At the end of the evaluation, you should see the following output on the console indicating the metrics. You can see that the success rate might not be 1.0 as more trials are being evaluated and randomizations are being introduced, and the number of episodes is more than the single environment evaluation because of the parallelization.

[Rank 0/1] Metrics: {'success_rate': 1.0, 'num_episodes': 4}

Note

Note that the embodiment used in closed-loop policy inference is g1_wbc_agile_joint, which is different from g1_wbc_agile_pink used during teleoperation recording. This is because during tele-operation, the upper body is controlled via target end-effector poses, which are realized by using the PINK IK controller, and the lower body is controlled via the AGILE WBC policy. The GR00T N1.7 policy is trained on upper body joint positions and lower body WBC policy inputs, so we use the joint-control twin (g1_wbc_agile_joint) for closed-loop policy inference – it shares the AGILE lower-body backend with the recording embodiment, just bypasses PinkIK.

Note

The single-environment command above does not pass --device, so Arena defaults to its built-in physics backend. The parallel command explicitly sets --device cuda for throughput. If your dataset was recorded on GPU physics, prefer --device cuda for both single and parallel runs to keep evaluation physics aligned with training; if it was recorded on CPU physics, add --device cpu to the single-environment command for per-episode reproducibility (parallel throughput becomes the trade-off for CPU-trained policies).

Note

The same-shelf placement makes the static variant slightly easier than the loco-manipulation apple-to-plate task: the destination plate is always within arm’s reach so the policy never has to recover from a mistimed approach, and there are no intermediate locomotion phases that can drift off-course. The success criterion is the same contact-sensor termination used by the loco-manipulation variant (force_threshold=0.5 N, velocity_threshold=0.1 m/s), filtered to contacts with the --destination asset. Both values are passed to PickAndPlaceTask from isaaclab_arena_environments/galileo_g1_static_pick_and_place_environment.py; edit the force_threshold / velocity_threshold kwargs there if you need a different success criterion for a new pick-up object or destination.

Note

Common server-client failure modes.

  • ValueError: Invalid action shape, expected: 23, received: 50. — the client’s embodiment expects a 23-D PinkIK action, but the server is returning a 43-DoF joint chunk. Make sure the client uses --embodiment g1_wbc_agile_joint (joint twin), not g1_wbc_agile_pink (PinkIK twin).

  • ModuleNotFoundError on the client side — the client’s --policy_type is wrong.
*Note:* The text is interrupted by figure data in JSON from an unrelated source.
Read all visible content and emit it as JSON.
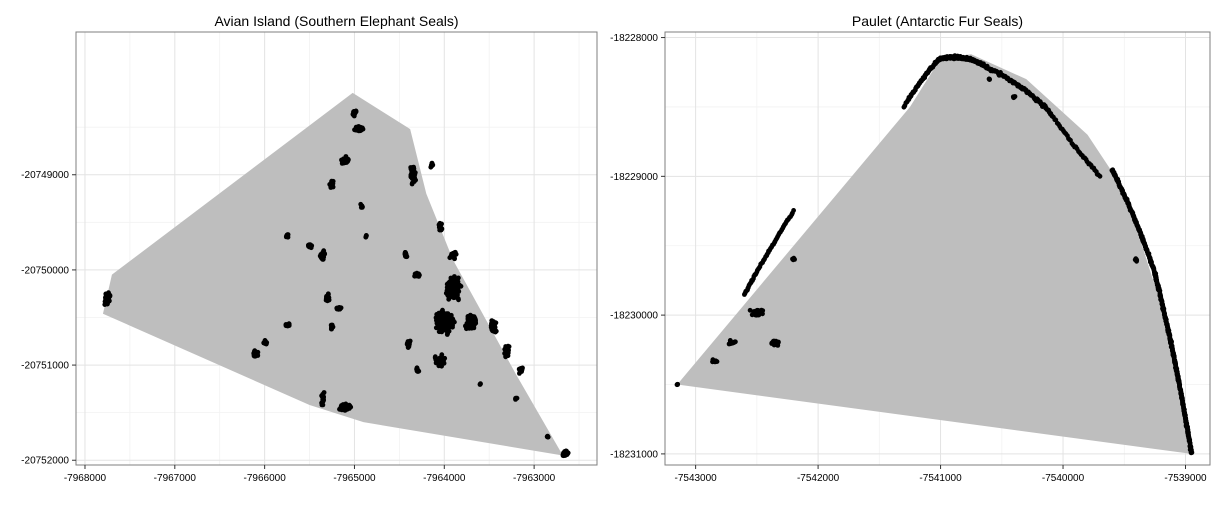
{
  "chart_data": [
    {
      "type": "scatter",
      "title": "Avian Island (Southern Elephant Seals)",
      "xlabel": "",
      "ylabel": "",
      "xlim": [
        -7968100,
        -7962300
      ],
      "ylim": [
        -20752050,
        -20747500
      ],
      "xticks": [
        -7968000,
        -7967000,
        -7966000,
        -7965000,
        -7964000,
        -7963000
      ],
      "yticks": [
        -20749000,
        -20750000,
        -20751000,
        -20752000
      ],
      "xtick_labels": [
        "-7968000",
        "-7967000",
        "-7966000",
        "-7965000",
        "-7964000",
        "-7963000"
      ],
      "ytick_labels": [
        "-20749000",
        "-20750000",
        "-20751000",
        "-20752000"
      ],
      "grid": true,
      "hull_color": "#bebebe",
      "point_color": "#000000",
      "hull": [
        [
          -7965020,
          -20748140
        ],
        [
          -7964380,
          -20748520
        ],
        [
          -7964200,
          -20749200
        ],
        [
          -7963900,
          -20749900
        ],
        [
          -7963200,
          -20751100
        ],
        [
          -7962680,
          -20751950
        ],
        [
          -7964900,
          -20751600
        ],
        [
          -7965500,
          -20751420
        ],
        [
          -7967800,
          -20750460
        ],
        [
          -7967700,
          -20750050
        ]
      ],
      "clusters": [
        [
          -7967750,
          -20750300,
          70,
          150,
          60
        ],
        [
          -7965000,
          -20748350,
          60,
          80,
          12
        ],
        [
          -7964950,
          -20748520,
          130,
          80,
          40
        ],
        [
          -7965100,
          -20748850,
          120,
          110,
          25
        ],
        [
          -7965250,
          -20749100,
          60,
          120,
          10
        ],
        [
          -7964920,
          -20749330,
          40,
          50,
          6
        ],
        [
          -7964350,
          -20749000,
          80,
          250,
          45
        ],
        [
          -7964140,
          -20748900,
          40,
          80,
          8
        ],
        [
          -7965750,
          -20749640,
          60,
          60,
          10
        ],
        [
          -7965500,
          -20749750,
          60,
          90,
          14
        ],
        [
          -7965350,
          -20749850,
          80,
          120,
          20
        ],
        [
          -7965300,
          -20750300,
          60,
          120,
          30
        ],
        [
          -7965180,
          -20750400,
          80,
          80,
          14
        ],
        [
          -7965250,
          -20750600,
          50,
          70,
          8
        ],
        [
          -7965750,
          -20750580,
          80,
          50,
          15
        ],
        [
          -7966100,
          -20750880,
          80,
          80,
          25
        ],
        [
          -7966000,
          -20750760,
          60,
          60,
          10
        ],
        [
          -7965350,
          -20751350,
          50,
          200,
          20
        ],
        [
          -7965100,
          -20751450,
          180,
          100,
          60
        ],
        [
          -7964870,
          -20749650,
          40,
          40,
          4
        ],
        [
          -7964430,
          -20749840,
          30,
          90,
          12
        ],
        [
          -7964300,
          -20750050,
          80,
          80,
          20
        ],
        [
          -7964040,
          -20749550,
          60,
          120,
          15
        ],
        [
          -7963900,
          -20749850,
          100,
          100,
          25
        ],
        [
          -7963900,
          -20750200,
          200,
          300,
          150
        ],
        [
          -7964000,
          -20750550,
          250,
          280,
          250
        ],
        [
          -7963700,
          -20750550,
          150,
          200,
          90
        ],
        [
          -7963450,
          -20750600,
          100,
          180,
          40
        ],
        [
          -7963300,
          -20750850,
          80,
          150,
          30
        ],
        [
          -7963150,
          -20751050,
          60,
          100,
          20
        ],
        [
          -7964050,
          -20750950,
          150,
          150,
          60
        ],
        [
          -7964400,
          -20750780,
          60,
          100,
          15
        ],
        [
          -7964300,
          -20751050,
          40,
          80,
          10
        ],
        [
          -7963600,
          -20751200,
          30,
          30,
          4
        ],
        [
          -7963200,
          -20751350,
          40,
          40,
          6
        ],
        [
          -7962850,
          -20751750,
          40,
          40,
          6
        ],
        [
          -7962650,
          -20751930,
          80,
          80,
          50
        ]
      ]
    },
    {
      "type": "scatter",
      "title": "Paulet (Antarctic Fur Seals)",
      "xlabel": "",
      "ylabel": "",
      "xlim": [
        -7543250,
        -7538800
      ],
      "ylim": [
        -18231080,
        -18227960
      ],
      "xticks": [
        -7543000,
        -7542000,
        -7541000,
        -7540000,
        -7539000
      ],
      "yticks": [
        -18228000,
        -18229000,
        -18230000,
        -18231000
      ],
      "xtick_labels": [
        "-7543000",
        "-7542000",
        "-7541000",
        "-7540000",
        "-7539000"
      ],
      "ytick_labels": [
        "-18228000",
        "-18229000",
        "-18230000",
        "-18231000"
      ],
      "grid": true,
      "hull_color": "#bebebe",
      "point_color": "#000000",
      "hull": [
        [
          -7543150,
          -18230500
        ],
        [
          -7541250,
          -18228500
        ],
        [
          -7541000,
          -18228150
        ],
        [
          -7540750,
          -18228120
        ],
        [
          -7540300,
          -18228300
        ],
        [
          -7539800,
          -18228700
        ],
        [
          -7539500,
          -18229100
        ],
        [
          -7539100,
          -18230200
        ],
        [
          -7538950,
          -18231000
        ]
      ],
      "arcs": [
        [
          -7541000,
          -18228150,
          -7540800,
          -18228120,
          -7540650,
          -18228200,
          4,
          14,
          130
        ],
        [
          -7541300,
          -18228500,
          -7541100,
          -18228220,
          -7541000,
          -18228150,
          4,
          12,
          70
        ],
        [
          -7540650,
          -18228200,
          -7540300,
          -18228350,
          -7540100,
          -18228550,
          5,
          18,
          90
        ],
        [
          -7540100,
          -18228550,
          -7539900,
          -18228800,
          -7539700,
          -18229000,
          4,
          12,
          40
        ],
        [
          -7539600,
          -18228950,
          -7539400,
          -18229300,
          -7539250,
          -18229700,
          5,
          14,
          160
        ],
        [
          -7539250,
          -18229700,
          -7539080,
          -18230300,
          -7538950,
          -18231000,
          6,
          22,
          300
        ],
        [
          -7542600,
          -18229850,
          -7542450,
          -18229600,
          -7542200,
          -18229250,
          4,
          10,
          60
        ]
      ],
      "clusters": [
        [
          -7540400,
          -18228430,
          30,
          20,
          6
        ],
        [
          -7540600,
          -18228300,
          20,
          20,
          4
        ],
        [
          -7542500,
          -18229980,
          120,
          60,
          60
        ],
        [
          -7542350,
          -18230200,
          70,
          60,
          30
        ],
        [
          -7542700,
          -18230200,
          80,
          50,
          15
        ],
        [
          -7542850,
          -18230330,
          60,
          30,
          8
        ],
        [
          -7543150,
          -18230500,
          15,
          10,
          4
        ],
        [
          -7542200,
          -18229600,
          30,
          30,
          4
        ],
        [
          -7539400,
          -18229600,
          30,
          40,
          6
        ]
      ]
    }
  ]
}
The two valid client classes for this workflow are isaaclab_arena_gr00t.policy.gr00t_remote_closedloop_policy.Gr00tRemoteClosedloopPolicy (single env, takes --policy_config_yaml_path) and isaaclab_arena.policy.action_chunking_client.ActionChunkingClientSidePolicy (parallel, no YAML).
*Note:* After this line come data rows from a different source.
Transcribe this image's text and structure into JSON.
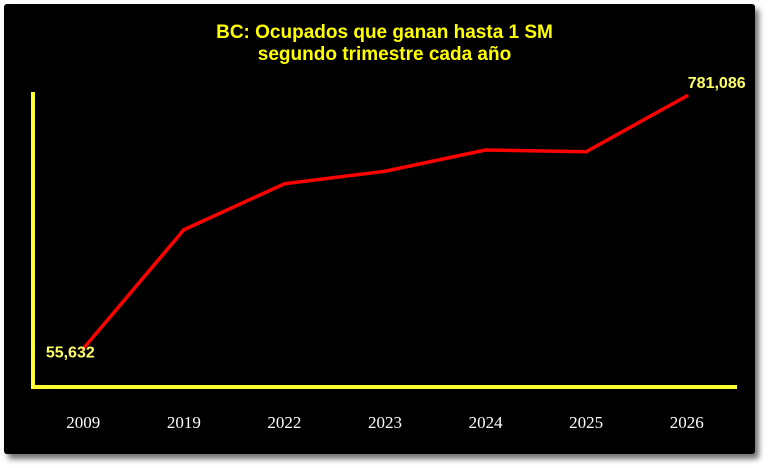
{
  "chart_data": {
    "type": "line",
    "title": "BC: Ocupados que ganan hasta 1 SM",
    "subtitle": "segundo trimestre cada año",
    "xlabel": "",
    "ylabel": "",
    "categories": [
      "2009",
      "2019",
      "2022",
      "2023",
      "2024",
      "2025",
      "2026"
    ],
    "series": [
      {
        "values": [
          55632,
          397000,
          529000,
          565000,
          626000,
          621000,
          781086
        ]
      }
    ],
    "data_labels": [
      {
        "category": "2009",
        "text": "55,632"
      },
      {
        "category": "2026",
        "text": "781,086"
      }
    ],
    "ylim": [
      0,
      781086
    ],
    "grid": false,
    "legend": "none",
    "colors": {
      "background": "#000000",
      "title": "#ffff00",
      "axis": "#ffff33",
      "line": "#ff0000",
      "tick_label": "#ffffff",
      "data_label": "#ffff66"
    }
  }
}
  • Action shape mismatch on the server (e.g., Action key 'left_arm''s horizon must be 40. Got 50) — the action modality registered at training time disagrees with the modality loaded by the server. Re-finetune at the same horizon or update the --modality-config-path you pass to run_gr00t_server.py to match the checkpoint (see the caution in Policy Post-Training (GR00T N1.7)).